Una turbolenza è un movimento caotico e fastidioso che può capitare a causa di diverse motivazioni: in presenza di nubi e temporali, sbalzi di pressione e per via delle correnti a getto. Ma l’aumento di questo fenomeno non è una coincidenza, e a supportare questa tesi c’è lo studio dell’Università di Reading.
Perché le turbolenze in aereo sono aumentate negli anni?

Lo studio condotto dall’Università di Reading ha analizzato il comportamento nei cieli per trovare una giustificazione in merito alla presenza più frequente delle turbolenze in aereo, ed effettivamente i ricercatori hanno individuato la causa: dal 1979 ad oggi c’è stato un incremento del 15% di wind shear.
Anche se ci sono rotte di viaggio più complicate di altre, ad innescare le turbolenze non è soltanto il luogo di partenza o di destinazione, ma è soprattutto ciò che succede ad alta quota.
A parte il wind shear (un cambio repentino e inaspettato della direzione del vento), lo studio dell’Ateneo di Reading ha evinto che anche in caso di aria limpida (dal gergo tecnico CAT), nei cieli più trafficati si è verificato un aumento di turbolenze del 55% in più.
Un numero piuttosto elevato che è giustificato dal numero di emergenze in volo (anch’esse in crescita).
Cosa c’entra il cambiamento climatico?

Anche se il cambiamento climatico è un argomento che crea conflitti e contrasti di pensiero, l’ex pilota di linea ovvero Emma Henderson, ha parlato di come queste variazioni climatiche abbiano proprio un effetto negativo sulle turbolenze in volo.

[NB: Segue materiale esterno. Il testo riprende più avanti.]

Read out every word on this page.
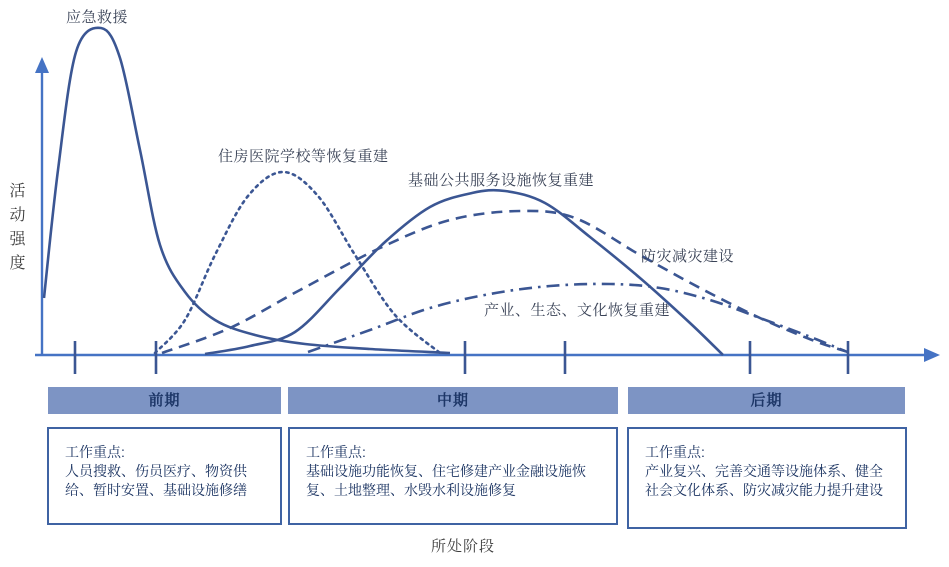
应急救援
住房医院学校等恢复重建
基础公共服务设施恢复重建
防灾减灾建设
产业、生态、文化恢复重建
活动强度
所处阶段
前期	中期	后期

工作重点:

人员搜救、伤员医疗、物资供给、暂时安置、基础设施修缮

工作重点:

基础设施功能恢复、住宅修建产业金融设施恢复、土地整理、水毁水利设施修复

工作重点:

产业复兴、完善交通等设施体系、健全社会文化体系、防灾减灾能力提升建设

In un’intervista al DailyMail l’ex pilota Henderson ha spiegato che rispetto ad anni fa il clima oggi è diverso ed è sempre più imprevedibile: si verificano più temporali inaspettati, le masse d’aria variano per l’aumento della temperatura dell’atmosfera e le correnti a getto in alcuni tratti sono più intense di altri.
L’insieme di queste cause metereologiche scatenano le cosiddette turbolenze, ed è proprio l’arrivo inaspettato di tali fenomeni che rendono ancora più complesso prevederle tramite i radar metereologici.
Gli studi suggeriscono che le rotte più soggette ai movimenti più turbolenti saranno quelle del Nord America e dell’Atlantico settentrionale, ma con il trascorrere degli anni non è detto che ad esser coinvolto sia tutto il globo (o quasi).
Mentre il mondo cambia l’aviazione si adegua a nuovi studi e comportamenti mirati a limitare i disagi delle turbolenze in volo. Una recente strategia è quella di variare lievemente l’altitudine così da ridurre il rischio del fenomeno.